My Story

Therapy doesn’t work! This is what I believed to my core until I started D.B.T four years ago

I had suffered from severe depression, anxiety and insomnia from the age of 12. My parent’s never got any help for me and thought that leaving me alone in my bedroom to “sort out” my own problems would be the best way of helping me. Avoidance was another strategy they would use. If there were any stressful situations coming up at school they would simply keep me home. If I got too “worked up” my Mum would give me Panadol or valerian drops.

I started seeing psychologists when I first moved out of home at the age of 24. I tried a lot of different medications and psych interventions but they all wanted to deal with what was current in my life. It worked in the short term but I would always slide back into a deep depression.

I’m married and have two amazing boys. Jackson who is 14 and Marc who is 11. I was hospitalised after both of their births for severe postnatal depression. I was suicidal both times.

I never knew and was never taught how to handle stress to regulate my emotions. By the time my youngest son was about 4 I was totally consumed by alcohol addiction and depression. This went on for a few years and no interventions helped long term with the addiction either.

After the death of my Grandmother, my addiction and depression was out of control. I ended up in a public psych ward for 3 weeks. My husband John had left me by this stage and taken the boys. After the psych ward I had nowhere to go so I went to Parkes in Springvale for 3 weeks.

John and I decided to try and resolve things and it was also around this time that I first went to St John of God Pinelodge Clinic where I met Jessica Pienaar Law for my first D.B.T lesson.

I was convinced that D.B.T like all the therapy I’d had in the past was not going to help me, but I was committed to trying for my sobriety, my family and my life.

Everything that I have learnt in D.B.T has changed my life.

Once I understood the origin of my emotion deregulation (particularly the invalidation) and knew there was scientific evidence behind D.B.T I actually had hope of recovery. The scientific evidence was the clincher for me.

I lived in a constant state of hyper arousal. I was always outside my window of tolerance. I never knew that I could bring myself back down, to ground myself using Mindfulness. I felt like I was at the mercy of my emotions. I would dissociate often but now I can bring myself back using the skills I learnt in Mindfulness. If I do start to dissociate now I just have to do a ‘check in’ with myself. I also need to make sure that I have regular meals and enough sleep and exercise as these can contribute to me dissociating.

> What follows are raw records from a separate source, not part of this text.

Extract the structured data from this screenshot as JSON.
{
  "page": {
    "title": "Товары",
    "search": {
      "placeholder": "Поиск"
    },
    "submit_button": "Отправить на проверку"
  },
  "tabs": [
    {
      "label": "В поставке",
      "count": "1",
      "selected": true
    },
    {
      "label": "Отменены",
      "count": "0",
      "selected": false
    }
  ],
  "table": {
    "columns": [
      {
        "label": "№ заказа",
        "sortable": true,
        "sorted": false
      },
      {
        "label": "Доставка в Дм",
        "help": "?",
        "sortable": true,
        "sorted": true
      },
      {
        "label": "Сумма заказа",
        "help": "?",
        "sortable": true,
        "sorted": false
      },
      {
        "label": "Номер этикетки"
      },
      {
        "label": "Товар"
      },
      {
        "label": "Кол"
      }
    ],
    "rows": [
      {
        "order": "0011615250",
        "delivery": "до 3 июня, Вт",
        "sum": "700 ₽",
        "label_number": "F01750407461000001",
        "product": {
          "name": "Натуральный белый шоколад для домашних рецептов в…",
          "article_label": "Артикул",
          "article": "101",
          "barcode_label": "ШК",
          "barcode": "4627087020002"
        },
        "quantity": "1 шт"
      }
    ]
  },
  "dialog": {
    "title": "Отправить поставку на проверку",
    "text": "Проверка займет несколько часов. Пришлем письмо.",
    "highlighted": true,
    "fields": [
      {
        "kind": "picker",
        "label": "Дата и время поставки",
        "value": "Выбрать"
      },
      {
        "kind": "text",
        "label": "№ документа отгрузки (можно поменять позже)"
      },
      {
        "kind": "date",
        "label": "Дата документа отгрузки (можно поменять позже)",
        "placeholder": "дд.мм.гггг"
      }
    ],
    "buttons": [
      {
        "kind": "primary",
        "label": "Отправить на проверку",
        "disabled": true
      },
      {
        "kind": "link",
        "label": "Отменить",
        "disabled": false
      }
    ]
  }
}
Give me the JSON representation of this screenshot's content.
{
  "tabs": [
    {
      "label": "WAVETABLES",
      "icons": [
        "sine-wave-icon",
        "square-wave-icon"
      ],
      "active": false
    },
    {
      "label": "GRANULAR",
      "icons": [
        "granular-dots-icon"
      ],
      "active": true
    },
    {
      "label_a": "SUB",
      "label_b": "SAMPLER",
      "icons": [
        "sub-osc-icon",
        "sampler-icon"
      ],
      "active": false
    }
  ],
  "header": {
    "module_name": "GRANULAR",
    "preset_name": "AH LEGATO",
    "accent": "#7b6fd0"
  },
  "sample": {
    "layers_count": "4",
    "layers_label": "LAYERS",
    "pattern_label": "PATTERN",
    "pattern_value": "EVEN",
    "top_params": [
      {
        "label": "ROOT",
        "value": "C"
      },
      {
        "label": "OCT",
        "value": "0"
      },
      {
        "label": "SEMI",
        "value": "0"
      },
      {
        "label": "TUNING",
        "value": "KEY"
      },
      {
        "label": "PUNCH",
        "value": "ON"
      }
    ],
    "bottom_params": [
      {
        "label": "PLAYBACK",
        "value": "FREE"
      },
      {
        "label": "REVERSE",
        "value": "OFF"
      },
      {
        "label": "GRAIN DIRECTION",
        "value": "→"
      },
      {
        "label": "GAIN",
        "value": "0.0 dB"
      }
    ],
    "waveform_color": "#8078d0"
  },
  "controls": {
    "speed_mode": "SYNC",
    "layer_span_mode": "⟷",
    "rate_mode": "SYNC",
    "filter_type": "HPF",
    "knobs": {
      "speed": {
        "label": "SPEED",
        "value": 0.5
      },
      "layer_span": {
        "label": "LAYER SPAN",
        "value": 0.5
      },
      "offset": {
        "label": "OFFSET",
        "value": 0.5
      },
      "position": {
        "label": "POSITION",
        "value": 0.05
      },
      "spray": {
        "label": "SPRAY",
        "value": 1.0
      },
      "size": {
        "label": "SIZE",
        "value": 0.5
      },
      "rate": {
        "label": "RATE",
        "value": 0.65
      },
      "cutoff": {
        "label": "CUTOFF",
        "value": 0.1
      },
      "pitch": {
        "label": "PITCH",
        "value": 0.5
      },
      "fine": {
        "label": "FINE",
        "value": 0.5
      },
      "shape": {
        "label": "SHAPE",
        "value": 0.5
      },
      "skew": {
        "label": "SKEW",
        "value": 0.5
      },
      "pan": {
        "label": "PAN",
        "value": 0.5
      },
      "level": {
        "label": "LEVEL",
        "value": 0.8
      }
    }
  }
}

Emotion Regulation was great to learn. I was always full of anger. I had no idea why I was so angry all the time. Once I learnt that anger is a secondary emotion and was covering all the fear, hurt, shame, guilt and invalidation that I had gone through, throughout my life and how deal with these emotions, the anger slowly went away.

In addiction I was an angry person but in early recovery I was very passive. I basically became a doormat. With Interpersonal Effectiveness I learnt to assert myself calmly and balance between my needs and the needs of others.

I also learnt through distress tolerance how to sit with uncomfortable emotions. At first it was extremely hard to do but with practice and time and self validation it got easier. I use distraction (watching something funny on YouTube with my family or watch my favourite series on my laptop) if I have had a bad day or feel overwhelmed.

Radical acceptance is a wonderful skill to have. Accepting events that happen in life using Mindfulness has kept me sane through some tough times. I used this skill “a lot” when my 14 year old went to Japan to study for 6 weeks with school. He was over there having a life changing experience while I was at home radically accepting that I was not in control of anything that was happening over there. That was really hard but radical acceptance got me through.

Doing D.B.T in a group was very beneficial. I no longer felt alone with my emotional struggles. Jess always made the boundaries of the group clear to us and reminded us frequently what they were there for. For example: Don’t get lost in detail. Stick to the situation and the thoughts and feelings that occurred. What skills we used and if they worked or not, and if not why they hadn’t worked. Getting people to stick to the situation and not get lost in detail was beneficial to us all because if someone went into too much detail it could be triggering for another member of the group.

If there was any conflict in the group Jess would intervene immediately and get the session back on track. She explained everything more than once and in ways that everyone could understand and always gave examples.

She was always patient but firm in a way that we always knew that she was in control of any situation that would arise. Doing this kept us all in our window of tolerance.

Lastly D.B.T has a ripple effect. My boys were 7 and 10 when I started D.B.T. I have taught them all the skills that I have learnt. They are growing up to be very well adjusted and grounded boys. Marc is in grade 6 and has just been selected to be Peer Support Captain for his school. Jackson still had a lot of anger from when I was in addiction but I stuck to my guns and kept living life in line with my values and the skills that I learnt in D.B.T., and now he too is reaping the benefits of living a more emotionally adjusted life.

I still have regular 1:1 with Jess. I see them as top up’s for my D.B.T skills. D.B.T works and I will be forever grateful that I had the opportunity to learn it.